総菜で家庭にゆとりを 宅配サービス「つくりおき.jp」社長 前島恵さん

食事の外注が許容されることで「家庭にゆとりを生み出したい」と話す前島恵さん=東京都千代田区
食事の外注が許容されることで「家庭にゆとりを生み出したい」と話す前島恵さん=東京都千代田区

「あらゆる家庭から『義務』をなくしたい」。総菜の宅配サービス「つくりおき.jp」を運営する「Antway」(東京都千代田区)の社長、前島恵(けい)さん(33)は、そう力を込める。同社は主に共働き家庭のため、日々欠かせない食事を総菜として届けている。配達を通じて生まれたゆとりの時間で「人生をより豊かにできる社会を作りたい」。ライフスタイルが多様化する中、現代人の選択肢の一つとして、食事の宅配サービスを提供している。

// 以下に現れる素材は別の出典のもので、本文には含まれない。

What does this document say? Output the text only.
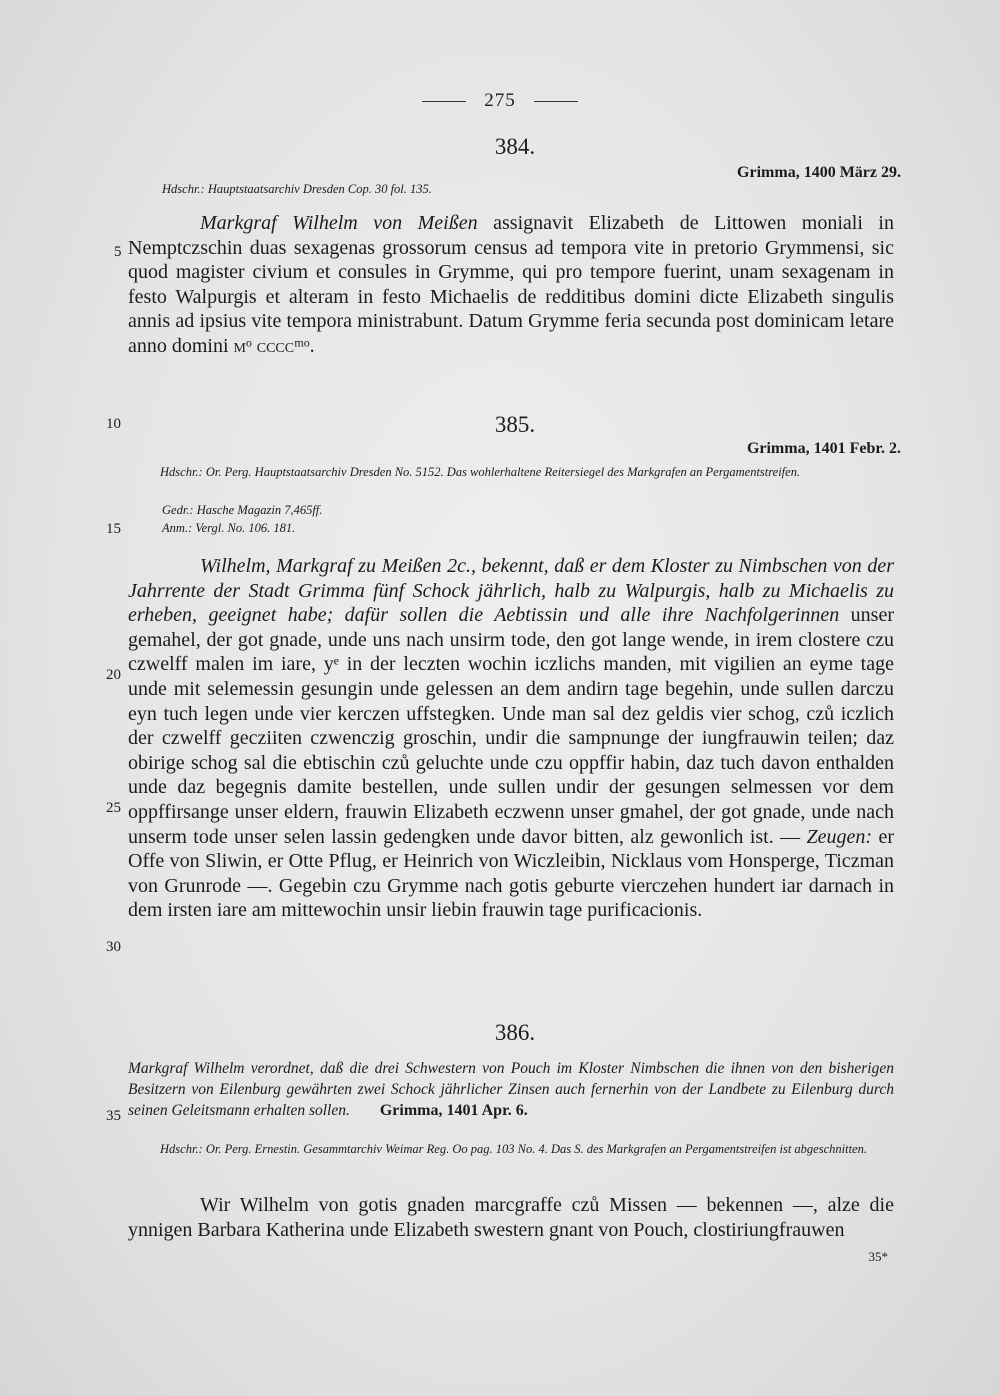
275
384.
Grimma, 1400 März 29.
Hdschr.: Hauptstaatsarchiv Dresden Cop. 30 fol. 135.
Markgraf Wilhelm von Meißen assignavit Elizabeth de Littowen moniali in Nemptczschin duas sexagenas grossorum census ad tempora vite in pretorio Grymmensi, sic quod magister civium et consules in Grymme, qui pro tempore fuerint, unam sexagenam in festo Walpurgis et alteram in festo Michaelis de redditibus domini dicte Elizabeth singulis annis ad ipsius vite tempora ministrabunt. Datum Grymme feria secunda post dominicam letare anno domini mᵒ ccccᵐᵒ.
385.
Grimma, 1401 Febr. 2.
Hdschr.: Or. Perg. Hauptstaatsarchiv Dresden No. 5152. Das wohlerhaltene Reitersiegel des Markgrafen an Pergamentstreifen.
Gedr.: Hasche Magazin 7,465ff.
Anm.: Vergl. No. 106. 181.
Wilhelm, Markgraf zu Meißen 2c., bekennt, daß er dem Kloster zu Nimbschen von der Jahrrente der Stadt Grimma fünf Schock jährlich, halb zu Walpurgis, halb zu Michaelis zu erheben, geeignet habe; dafür sollen die Aebtissin und alle ihre Nachfolgerinnen unser gemahel, der got gnade, unde uns nach unsirm tode, den got lange wende, in irem clostere czu czwelff malen im iare, yᵉ in der leczten wochin iczlichs manden, mit vigilien an eyme tage unde mit selemessin gesungin unde gelessen an dem andirn tage begehin, unde sullen darczu eyn tuch legen unde vier kerczen uffstegken. Unde man sal dez geldis vier schog, czů iczlich der czwelff gecziiten czwenczig groschin, undir die sampnunge der iungfrauwin teilen; daz obirige schog sal die ebtischin czů geluchte unde czu oppffir habin, daz tuch davon enthalden unde daz begegnis damite bestellen, unde sullen undir der gesungen selmessen vor dem oppffirsange unser eldern, frauwin Elizabeth eczwenn unser gmahel, der got gnade, unde nach unserm tode unser selen lassin gedengken unde davor bitten, alz gewonlich ist. — Zeugen: er Offe von Sliwin, er Otte Pflug, er Heinrich von Wiczleibin, Nicklaus vom Honsperge, Ticzman von Grunrode —. Gegebin czu Grymme nach gotis geburte vierczehen hundert iar darnach in dem irsten iare am mittewochin unsir liebin frauwin tage purificacionis.
386.
Markgraf Wilhelm verordnet, daß die drei Schwestern von Pouch im Kloster Nimbschen die ihnen von den bisherigen Besitzern von Eilenburg gewährten zwei Schock jährlicher Zinsen auch fernerhin von der Landbete zu Eilenburg durch seinen Geleitsmann erhalten sollen. Grimma, 1401 Apr. 6.
Hdschr.: Or. Perg. Ernestin. Gesammtarchiv Weimar Reg. Oo pag. 103 No. 4. Das S. des Markgrafen an Pergamentstreifen ist abgeschnitten.
Wir Wilhelm von gotis gnaden marcgraffe czů Missen — bekennen —, alze die ynnigen Barbara Katherina unde Elizabeth swestern gnant von Pouch, clostiriungfrauwen
5
10
15
20
25
30
35
35*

同サービスは、無料通信アプリ「LINE(ライン)」から3食か5食プランを選択し注文すると、毎週決まった時間に4人家族を想定した量の総菜が冷蔵で配達される。塩こうじハンバーグ、三元豚バラ肉のごまだれ焼き、ひじきと切り干し大根のサラダなど、管理栄養士が監修した家庭的で栄養バランスの良いメニューが週替わりで届く。現在、東京都、神奈川、埼玉、千葉県の一部に当日調理された総菜を手渡しで配達している。

冷蔵にこだわり

冷凍の総菜やミールキットなど食事を助けるサービスが増える中、「圧倒的に味が良く、安心して食べられるのは冷蔵だ」とこだわった。家庭では使いづらいが料理を彩るクルミやゆずなどの食材を使用したり、大根の角を丸くしたりするなど、総菜の利点を生かして「家庭では難しい最後の一手間を加えている」という。季節の食材やメニューも取り入れ、食事の楽しさも届けている。

大事にしているのは、毎週利用者から寄せられるアンケートの声。人気メニューを再提供したり、切り方を改善したりすることなどに生かしている。要望が反映されることで、「家と同じ安心感で外注できるクラウド台所」と、家庭を理解してくれる身近な存在に感じられるよう努めている。

「大きく深い課題を解決したい」という思いを持っていた前島さん。日本の社会課題を考えたとき、共働きが増えて家事、育児、仕事と忙しい子育て世帯は、「特に女性が食事を作って当たり前になっている」。あらゆる家庭の義務の中から、まずは食事を解消しようと同サービスを開始した。

料理を作ることを義務と感じる人は、「手作りじゃないといけない」という社会的圧力が大きいとされるが、「大事なのは家庭ごとの愛情のかけ方で、必ずしも料理ではない」(前島さん)。総菜を取り入れることで自由になった時間を、子供と遊んだりお風呂に入ったりなど、それぞれの家庭にとっての愛情の時間に使ってほしいと願っている。

外注の罪悪感なく

もちろん、「料理が好きな人は料理をしてもらいたい」と愛情のかけ方が食事という人の姿勢も尊重する。ただ、1日3回の食事は「常に脳のシェアの一部を奪っている」。一度注文するとメニューや配達日を設定する必要のない同サービスにより、「料理に関する心配そのものをなくしていきたい」という。

外注することへの恥ずかしさや罪悪感を取り除き、「義務が強要されず、外注が許容される文化を作りたい」という前島さん。「安心して食べていただける味を提供し、それぞれの家庭のライフスタイルに寄り添いたい」と、配達エリアの拡大や、味や量に柔軟性を持たせたいとサービスの進化に向けて意気込む。